Polygon (MATIC) is displaying conflicting on-chain data trends, especially as it relates to the profitability of its addresses. According to data from crypto analytics platform IntoTheBlock (ITB), only 5.63% of Polygon addresses are either in profit or at the money or breakeven point.
Misaligned Polygon fundamentals and price trends
Polygon is a unique Ethereum-based layer-2 scaling solution. However, its uniqueness has not translated into a price surge in recent times.
The ITB data shows that no address is outright profitable on the Polygon network. The data also revealed that 3,651 are “at the money” as of press time. At the moment, a total of 612.58K addresses, or 94.37%, are “out of the money” or in losses.
This is a very concerning trend considering the widespread adoption of Polygon-focused technologies. One such, the Polygon CDK, is powering different new chains as the L2 pivots, extending its service to developers looking to build related or alternative chains.

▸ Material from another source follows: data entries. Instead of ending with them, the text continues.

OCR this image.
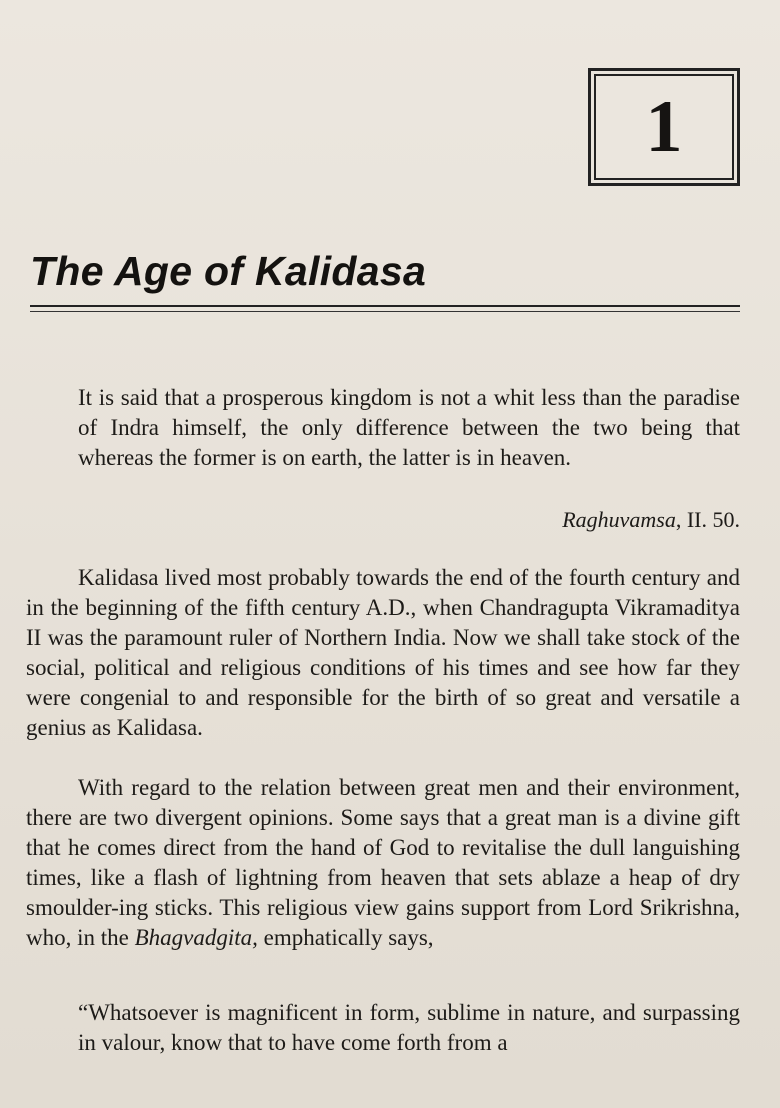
1
The Age of Kalidasa

It is said that a prosperous kingdom is not a whit less than the paradise of Indra himself, the only difference between the two being that whereas the former is on earth, the latter is in heaven.

Raghuvamsa, II. 50.

Kalidasa lived most probably towards the end of the fourth century and in the beginning of the fifth century A.D., when Chandragupta Vikramaditya II was the paramount ruler of Northern India. Now we shall take stock of the social, political and religious conditions of his times and see how far they were congenial to and responsible for the birth of so great and versatile a genius as Kalidasa.

With regard to the relation between great men and their environment, there are two divergent opinions. Some says that a great man is a divine gift that he comes direct from the hand of God to revitalise the dull languishing times, like a flash of lightning from heaven that sets ablaze a heap of dry smoulder-ing sticks. This religious view gains support from Lord Srikrishna, who, in the Bhagvadgita, emphatically says,

“Whatsoever is magnificent in form, sublime in nature, and surpassing in valour, know that to have come forth from a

Thus far, Polygon’s CDK is now being used by Flipkart, OKX and a host of other innovators looking to make a difference in Web3.0. Besides CDK, Polygon zkEVM is another technology that shows Polygon’s advanced capabilities.
Amid its innovations, however, MATIC remains down by up to 4.9% in 24 hours to $0.5516. Over the past month, the token has further slipped by 24.34%, accelerating the plunge in its associated ecosystem address profitability.
Common L2 trend
With most altcoins mimicking Bitcoin as it relates to key on-chain metrics, the Ethereum layer-2 ecosystem appears to have decoupled from this trend in general.
While Polygon is recording intensive address losses, Bitcoin’s address profitability is pegged at 86.81%, despite the recent sell-offs.
One consolation for Polygon is that other top L2 protocols, like Arbitrum (ARB), are also recording a similar address onslaught. Per ITB data, more than 97% of addresses are in losses, despite a large ecosystem and embrace of the product.